Ripped Apart is an Ipad app created by the Smithsonian’s National Museum of American History and produced with a grant from the Verizon foundation. It was released February 18, 2015 to the public, and so other reviews could be scant and participation could be hard to track. Though I am proposing to review the game in terms of learning goals, further considerations could include marketing, development, and usage statistics.
James Paul Gee lays out thirty-six learning principles in his 2007 book What Video Games Have to Teach Us About Learning and Literacy. Gee stresses that literacy should encompass how to read not only text, but also images, symbols, graphs, diagrams, artifacts, and other visual symbols (17). Multi-modal texts (texts that mix words and images) that can be found in video games, Gee argues, can increase literacy creatively and pragmatically.
The link between playing video games and learning a broader application of literacy can be applied productively to assess Ripped Apart. In his book, Gee states and elaborates on learning principles “equally relevant to learning in video games and learning in content areas in classrooms” (41). So, how does this museum video game app address some of those learning principles?
Ripped Apart asks the player to become an intern at the museum to help a curator complete some very important research on American History. By matching carte de visits with historical documents the player can then identify the owner of certain photo albums and let those owners’ spirits rest. There is an element of other worldliness to the game in two senses: you learn about a different time period through historical documents and the spirits of some of these historical people are lingering down in the office / storage space where the player’s work desk is located. The spirits guide the player and so does the curator that the player is working for.
Because the player is working with different types of historical documents and artifacts (photographs, illustrations, letters, newspaper clippings, maps, clothing, and more), the most salient learning principle that can be applied would be the multimodal principle. This principle states that “meaning and knowledge are built up through various modalities (images, texts, symbols, interactions, abstract design, sound, etc.), not just words” (224). The game supplies players with a reference index where they can learn more about the documents and artifact they find at their desk that they takes notes about, and then connect to a selection of portraits to help determine the owner of an album. The diverse portraits include famous people of the period as well unknown people of the time. Political, economic, and geographic clues are also included in the artifact box.

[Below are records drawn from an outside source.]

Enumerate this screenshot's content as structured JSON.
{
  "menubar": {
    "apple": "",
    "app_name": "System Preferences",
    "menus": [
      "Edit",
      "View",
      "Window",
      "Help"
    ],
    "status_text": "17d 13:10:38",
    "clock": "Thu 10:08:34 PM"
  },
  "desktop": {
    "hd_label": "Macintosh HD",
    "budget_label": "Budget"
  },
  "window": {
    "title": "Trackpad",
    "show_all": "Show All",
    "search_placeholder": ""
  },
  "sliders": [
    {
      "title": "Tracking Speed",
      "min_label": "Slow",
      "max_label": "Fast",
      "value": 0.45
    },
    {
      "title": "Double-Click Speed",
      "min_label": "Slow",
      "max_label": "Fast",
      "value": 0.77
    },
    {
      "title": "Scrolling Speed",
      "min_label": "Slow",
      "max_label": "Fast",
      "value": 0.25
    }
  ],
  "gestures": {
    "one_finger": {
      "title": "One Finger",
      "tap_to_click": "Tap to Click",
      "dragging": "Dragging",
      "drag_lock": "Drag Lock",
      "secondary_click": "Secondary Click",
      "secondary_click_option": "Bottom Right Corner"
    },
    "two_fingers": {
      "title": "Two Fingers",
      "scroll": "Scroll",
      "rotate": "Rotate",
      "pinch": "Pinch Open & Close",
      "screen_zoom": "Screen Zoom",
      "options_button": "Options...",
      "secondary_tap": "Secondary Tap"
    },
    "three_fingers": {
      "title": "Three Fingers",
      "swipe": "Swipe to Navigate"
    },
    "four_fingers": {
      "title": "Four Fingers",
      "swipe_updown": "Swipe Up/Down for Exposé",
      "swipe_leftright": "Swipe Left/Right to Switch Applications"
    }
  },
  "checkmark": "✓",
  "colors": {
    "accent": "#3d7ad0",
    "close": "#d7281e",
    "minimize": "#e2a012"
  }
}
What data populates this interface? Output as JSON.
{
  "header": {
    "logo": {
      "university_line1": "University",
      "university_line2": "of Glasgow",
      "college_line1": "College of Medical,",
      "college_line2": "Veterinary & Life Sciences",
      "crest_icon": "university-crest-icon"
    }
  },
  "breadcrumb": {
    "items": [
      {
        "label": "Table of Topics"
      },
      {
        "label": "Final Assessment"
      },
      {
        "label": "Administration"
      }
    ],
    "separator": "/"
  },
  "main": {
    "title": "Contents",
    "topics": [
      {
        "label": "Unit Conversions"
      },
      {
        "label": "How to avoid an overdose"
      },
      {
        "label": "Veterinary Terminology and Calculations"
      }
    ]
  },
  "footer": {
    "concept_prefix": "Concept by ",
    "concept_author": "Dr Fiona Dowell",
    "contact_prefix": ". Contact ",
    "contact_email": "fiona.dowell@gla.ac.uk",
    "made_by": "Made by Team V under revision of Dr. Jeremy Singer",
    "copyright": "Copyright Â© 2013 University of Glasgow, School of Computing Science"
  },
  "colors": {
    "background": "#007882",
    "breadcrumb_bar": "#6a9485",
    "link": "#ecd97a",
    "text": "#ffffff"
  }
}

Ron Morris also writes about how video games about American history, specifically the Civil War, can aid classroom curriculum by extending learning into a place where the student can engage with history and make decisions. http://www.playthepast.org/?p=3546
The extension of learning is an important and complex aspect that would be elaborated on in terms of assessing how the museum, the historians, and the teachers present and debrief video game experiences.